Height: 612 feet (187 meters)
Location: New York, U.S.A.
Original owners: Singer Manufacturing Company
Architect and general contractor: Ernest Flagg
Engineers: Otto F. Semsch; Boller & Hodge, Charles G. Armstrong, consulting
Commissioned 1902
Constructed September 1906 to May 1, 1908
Status: Demolished
Singer Building
Plans to enlarge the Singer Company headquarters at Broadway and Bourne Street in lower Manhattan began in 1902 when the sewing machine company purchased properties to the north and west. The first design by architect Ernest Flagg was a thirty-five story tower, but the company soon decided to nearly double that height with a tower of almost 600 feet. Completed in 1908, just twenty months after the foundations were set, the Beaux-Arts style tower of red brick and bluestone stretched to 612 feet, besting the Park Row Building by 226 feet.
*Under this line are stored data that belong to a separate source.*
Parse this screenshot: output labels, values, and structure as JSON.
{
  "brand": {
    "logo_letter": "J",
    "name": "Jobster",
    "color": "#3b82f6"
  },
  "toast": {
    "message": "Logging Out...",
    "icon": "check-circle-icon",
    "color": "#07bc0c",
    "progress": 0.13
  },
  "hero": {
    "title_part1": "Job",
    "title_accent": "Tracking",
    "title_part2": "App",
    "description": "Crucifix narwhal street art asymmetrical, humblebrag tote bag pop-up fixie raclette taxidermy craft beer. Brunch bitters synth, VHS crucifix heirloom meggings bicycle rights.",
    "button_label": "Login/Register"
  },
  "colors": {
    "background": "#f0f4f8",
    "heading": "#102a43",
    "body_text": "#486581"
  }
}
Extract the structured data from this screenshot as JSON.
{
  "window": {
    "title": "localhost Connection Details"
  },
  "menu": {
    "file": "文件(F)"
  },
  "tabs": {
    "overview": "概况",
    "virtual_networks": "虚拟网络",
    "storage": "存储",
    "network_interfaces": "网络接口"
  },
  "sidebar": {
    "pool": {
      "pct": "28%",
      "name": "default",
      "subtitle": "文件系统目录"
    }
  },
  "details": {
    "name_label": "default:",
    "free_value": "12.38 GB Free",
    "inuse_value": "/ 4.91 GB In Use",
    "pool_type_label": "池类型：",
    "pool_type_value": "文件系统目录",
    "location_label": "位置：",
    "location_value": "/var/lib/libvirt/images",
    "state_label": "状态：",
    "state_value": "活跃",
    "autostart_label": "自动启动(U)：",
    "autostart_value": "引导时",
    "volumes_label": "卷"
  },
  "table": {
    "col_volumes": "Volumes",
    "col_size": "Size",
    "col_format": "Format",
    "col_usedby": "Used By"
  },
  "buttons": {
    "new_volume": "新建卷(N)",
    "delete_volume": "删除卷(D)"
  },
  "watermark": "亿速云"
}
Chief engineer Otto F. Semsch tackled the problem of windbracing for the slender tower and the construction of the costly caisson foundations. Although significantly taller than previous skyscrapers, the Singer Tower held the title for only a year, when it was surpassed by the Metropolitan Life Tower.
In 1963 the Singer Corporation sold the building, and in 1968 it became the tallest building ever demolished as it made way for the U.S. Steel Building (now known as 1 Liberty Plaza).